Nano-Plasmonics & Spectroscopy
Nano-plasmonics with Optical Vector Beams
The Scherer group has a 20+ year history of research in nanoplasmonics, initially the correlated spatio-temporal dynamics of plasmonic materials and later nanoparticles, the recent focus is on collective excitations that can be created in nanoplasmonic structures and “meta-atoms” with unusual beams of light. Vector beams, in which the polarization properties are dependent on the position in the transverse cross-section such as azimuthally or radially polarized beams, interact quite differently with matter and materials that scalar beams (e.g. those that have uniform spatial polarization properties such as linearly or circularly polarized). In analogy with the Maxwell-Faraday law, azimuthally polarized beams can selectively drive optical magnetic modes analogously to magnetism in electromagnetics but now at optical (e.g. petahertz) frequencies. Furthermore, the cross sections for these optical magnetic modes in nano-structured meta-atoms are as large as electric (dipolar) modes. New opportunities in optical physics emerge from these new excitations. The animation above is an electrodynamics simulation showing the oscillating vector fields created with focused beams of azimuthally polarized light interacting with a dielectric core – Ag nanoparticle shell spherical structure (only the equatorial plane is shown)

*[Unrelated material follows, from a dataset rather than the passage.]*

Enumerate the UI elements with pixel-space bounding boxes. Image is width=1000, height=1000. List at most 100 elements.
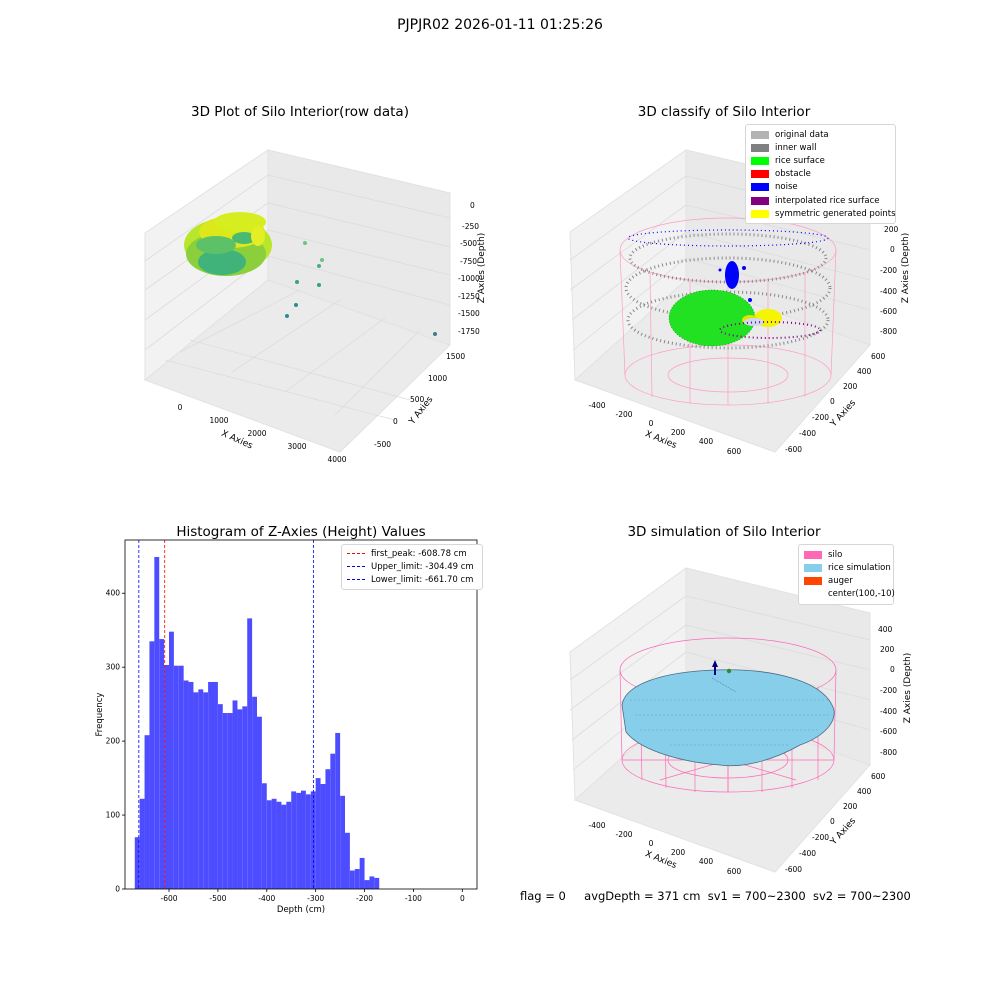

spectroscopy with vector beams
The plasmon hybridization model of electromagnetic coupling between plasmonic nanoparticles predicts the formation of lower energy “bonding” and higher energy “antibonding” modes in analogy with the quantum mechanical description of chemical bonding. For a symmetric metallic nanoparticle dimer excited by linearly polarized light, the hybridization picture predicts that in-phase coupling of the dipole moments is optically allowed, creating bright “modes”, whereas the out-of-phase coupling is dark due to the cancellation of the oppositely oriented dipole moments (in the quasistatic approximation). These bright modes are electric dipolar in nature and readily couple to scalar (i.e., linearly or circularly polarized) beams of light. We show that focused cylindrical vector beams, specifically azimuthally and radially polarized beams, directly excite dark plasmon modes in symmetric gold nanoparticle (AuNP) dimers at normal incidence.
We have shown that our optical matter systems can “co-trap” single quantum dots . In other recent theoretical papers  we predicted that strongly coupled hybrid plasmonic-photonic (2-level) systems can give rise to novel quantum mechanical behavior such as entanglement. We are now exploring the (classical) field enhancement (deenhancement) of the radiative emission from Q-dot single photon emitters; that is to measure and control the Purcell enhancement of the emitters in optical matter structures.